As far as I understand, and I may be wrong, I think your confusion is just about notational technicality.
While $y'$ is a function of $y$, from the point of view of the function $f$, it only takes in a vector of real numbers and maps it to a real number. Therefore, having $x$ and $y$ as an input isn't enough. Some problems require $y'$ in the integral, e.g. let's take a simple problem, say we want to the shortest function that connects two points $a$ and $b$. Obviously the answer is a straight line, but let's do this as a variational calculus problem

We have
$$ds=\sqrt{dx^2+dy^2}=dx\sqrt{1+y'^2}$$
Therefore:
$$F=\int ds=\int_0^a(1+y'^2)^{1/2}dx$$
As you can see, $y'$ appears in the integral. "But wait!" I hear you exclaim, "$y'$ is just a function of $y$, so we can just say $f(y,x)=(1+y'^2)^{1/2}$ and everything is fine!"
The real point here is that $f$ does not take the whole function $y(x)$ as an input, if it did, $f$ would "know" what $y'$ was and so you could write $f(x,y)$ instead as you said. But this is not the case. $f$ takes a vector in $\mathbb{R}^3$ and gives out a scalar in $\mathbb{R}$. So for rigorous notation, you must say $f(y,y',x)$ and not $f(y,x)$.
The fact that $f$ doesn't "know" the whole function $y(x)$ and can only take in a vector in $\mathbb{R}^3$ might sound problematic, but it isn't. The standard technique for dealing with a problem in this form is to take the directional derivative of $F$ in an arbitrary direction $z$, let's say $DF[z]$, then the solution is a $y(x)$ that makes $DF[z]=0$ for all possible $z$.
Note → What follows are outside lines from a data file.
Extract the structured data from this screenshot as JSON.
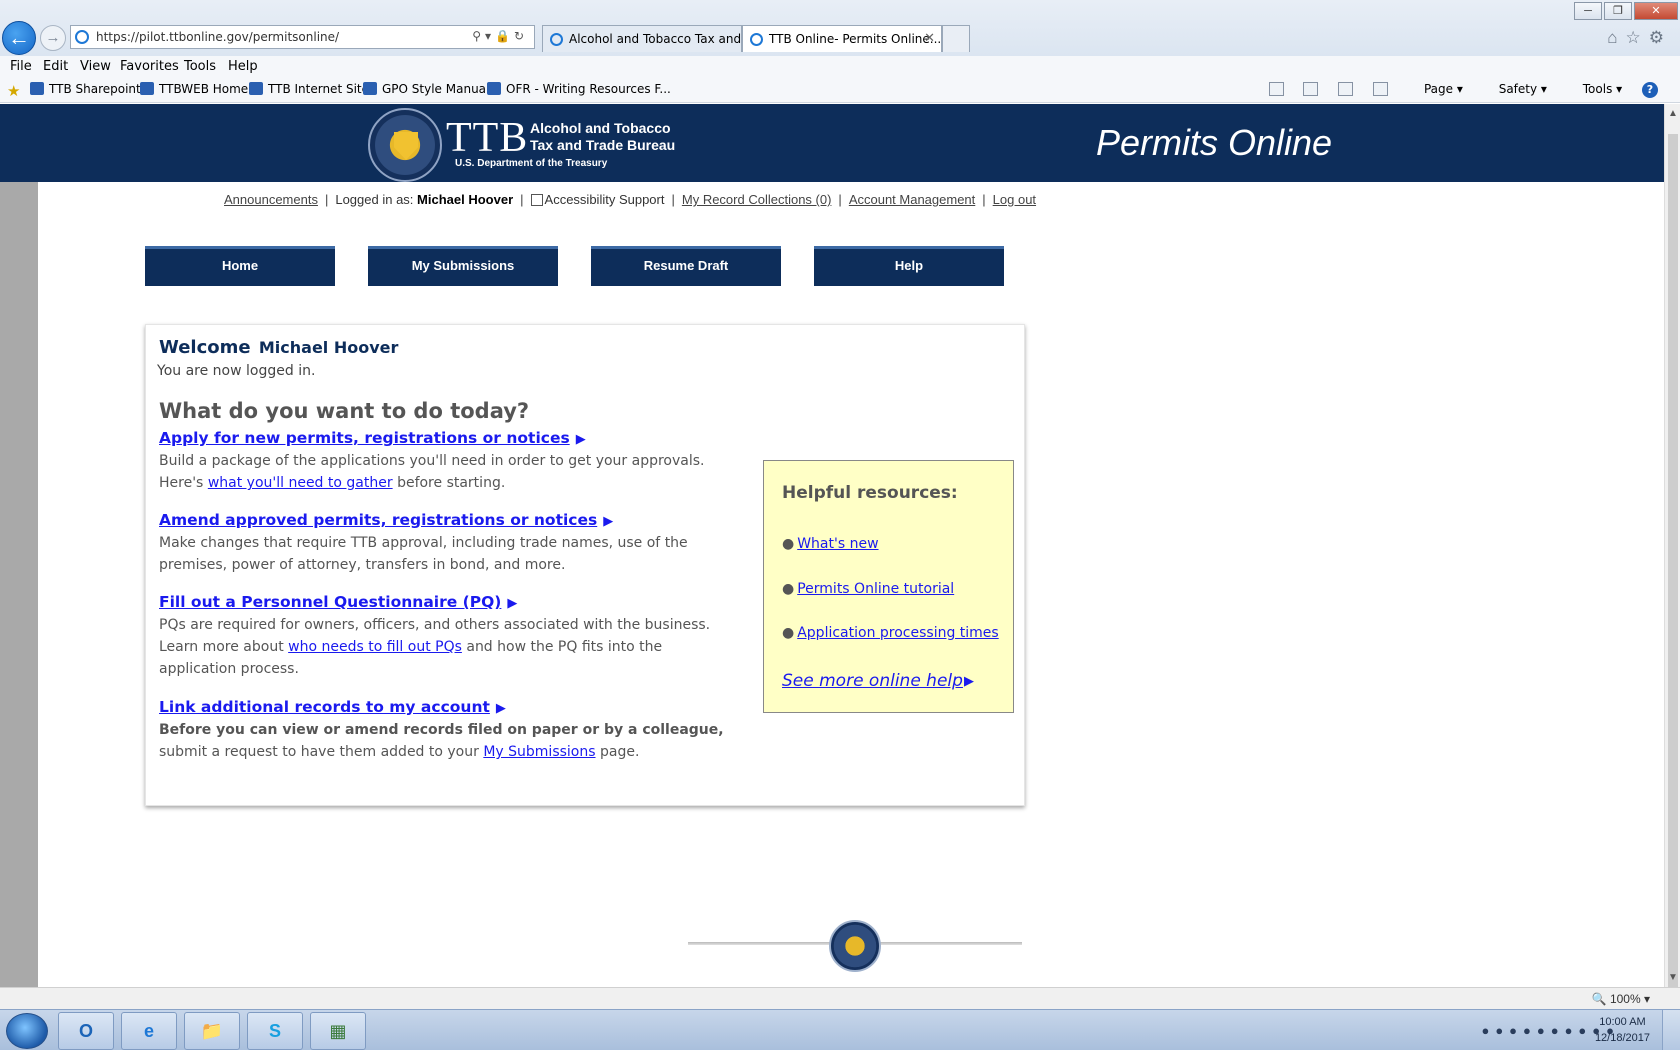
{
  "browser": {
    "url": "https://pilot.ttbonline.gov/permitsonline/",
    "tabs": [
      {
        "label": "Alcohol and Tobacco Tax and ...",
        "active": false
      },
      {
        "label": "TTB Online- Permits Online...",
        "active": true
      }
    ],
    "menu": [
      "File",
      "Edit",
      "View",
      "Favorites",
      "Tools",
      "Help"
    ],
    "favorites": [
      "TTB Sharepoint",
      "TTBWEB Home",
      "TTB Internet Site",
      "GPO Style Manual",
      "OFR - Writing Resources F..."
    ],
    "command_bar": {
      "page": "Page",
      "safety": "Safety",
      "tools": "Tools"
    },
    "zoom": "100%"
  },
  "header": {
    "logo_text": "TTB",
    "bureau_line1": "Alcohol and Tobacco",
    "bureau_line2": "Tax and Trade Bureau",
    "department": "U.S. Department of the Treasury",
    "site_title": "Permits Online"
  },
  "utility": {
    "announcements": "Announcements",
    "logged_in_label": "Logged in as:",
    "user_name": "Michael Hoover",
    "accessibility": "Accessibility Support",
    "record_collections": "My Record Collections (0)",
    "account_management": "Account Management",
    "logout": "Log out"
  },
  "nav": {
    "home": "Home",
    "submissions": "My Submissions",
    "resume": "Resume Draft",
    "help": "Help"
  },
  "welcome": {
    "greeting": "Welcome",
    "name": "Michael Hoover",
    "status": "You are now logged in.",
    "question": "What do you want to do today?"
  },
  "tasks": [
    {
      "title": "Apply for new permits, registrations or notices",
      "desc_1": "Build a package of the applications you'll need in order to get your approvals.",
      "desc_2a": "Here's",
      "desc_link": "what you'll need to gather",
      "desc_2b": "before starting."
    },
    {
      "title": "Amend approved permits, registrations or notices",
      "desc_1": "Make changes that require TTB approval, including trade names, use of the",
      "desc_2": "premises, power of attorney, transfers in bond, and more."
    },
    {
      "title": "Fill out a Personnel Questionnaire (PQ)",
      "desc_1": "PQs are required for owners, officers, and others associated with the business.",
      "desc_2a": "Learn more about",
      "desc_link": "who needs to fill out PQs",
      "desc_2b": "and how the PQ fits into the",
      "desc_3": "application process."
    },
    {
      "title": "Link additional records to my account",
      "desc_1": "Before you can view or amend records filed on paper or by a colleague,",
      "desc_2a": "submit a request to have them added to your",
      "desc_link": "My Submissions",
      "desc_2b": "page."
    }
  ],
  "resources": {
    "title": "Helpful resources:",
    "items": [
      "What's new",
      "Permits Online tutorial",
      "Application processing times"
    ],
    "see_more": "See more online help"
  },
  "taskbar": {
    "time": "10:00 AM",
    "date": "12/18/2017"
  }
}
$$DF[z]=\lim_{\epsilon\rightarrow 0}\left[\frac{d}{d\epsilon}\int_0^a f(y+\epsilon z, y'+\epsilon z', x) dx\right]\tag{1}$$
You can think of dealing with a calculus of variations problem in the following inelegant heuristic way:
- Go through all possible functions $y(x)$
- See which ones lead to $DF[z]=0$ for any and every $z$. These are the solutions to the problem
- (Optional) Apply boundary conditions to get a unique solution
Therefore, $f$ doesn't need to "know" the whole function $y$, we explicitly give it that information when we do the work in computing $f(y+\epsilon z, y'+\epsilon z', x)$.
If we did as you suggested and used $f(y,x)$, then for any particular input to $f$, we only have the value $y$. Can you work out the value $y'(x)$ if you only know the value of $y(x)$ at $x$ only and nowhere else? No, of course not.
In the example above, at every point of $x$ between $0$ and $a$, $f$ takes $y'$ at that point (unfortunately this is a degenerate example and only depends on $y'$ and not $y$ or $x$) and pops out a scalar, integrating this gives the length of $y(x)$. This integral is the functional $F$ and all you need to do is find $DF[z]$ and apply the three steps above.
To your other question, why $\frac{\partial y'}{\partial y}=0$ and vice-versa is kind of like a notational convention in variational calculus. Of course, $y'$ isn't independent of $y$ but in the context of this function $f:\mathbb{R}^3\rightarrow\mathbb{R}$ which we are taking partial derivatives of when working out $d/d\epsilon$, we want to find out how a small change in the function $y$ of $\epsilon z$ makes a difference to $F$, and obviously this will also make a small change of $\epsilon z'$ in $y'$. Now look at $(1)$, specifically $f(y+\epsilon z, y'+\epsilon z', x)$. We deal with this via a multivariable Taylor series as $\epsilon$ is small. Now when we apply the Taylor series to $f$, $y$ and $y'$ are just separate inputs to the function $f$, they are just real numbers. Not functions. So in this context, $y$ and $y'$ are independent.
The point is, and I really want to emphasise this, we just want to know how changes to the first and second inputs ($y$ and $y'$) of $f$ cause a change in $f$. So we don't care that $y$ and $y'$ are dependent. We see how $f$ is being perturbed by the perturbation in $y$ through the 1st and 2nd inputs and we can work out from this that the stationary point must occur when this perturbation of $f$ is such that the gradient of the resulting change in $F$ is zero, i.e. $DF[z]=0$
I hope this is clear, I think I fully understand and empathise with your concern about the notation but I can also understand why $f(y,x)$ is definitely not the correct notation for some problems, I hope I have made it clear what I mean. If not just ask for clarification. And hopefully everything I've said is accurate, I'm pretty sure it is, but if not let me know.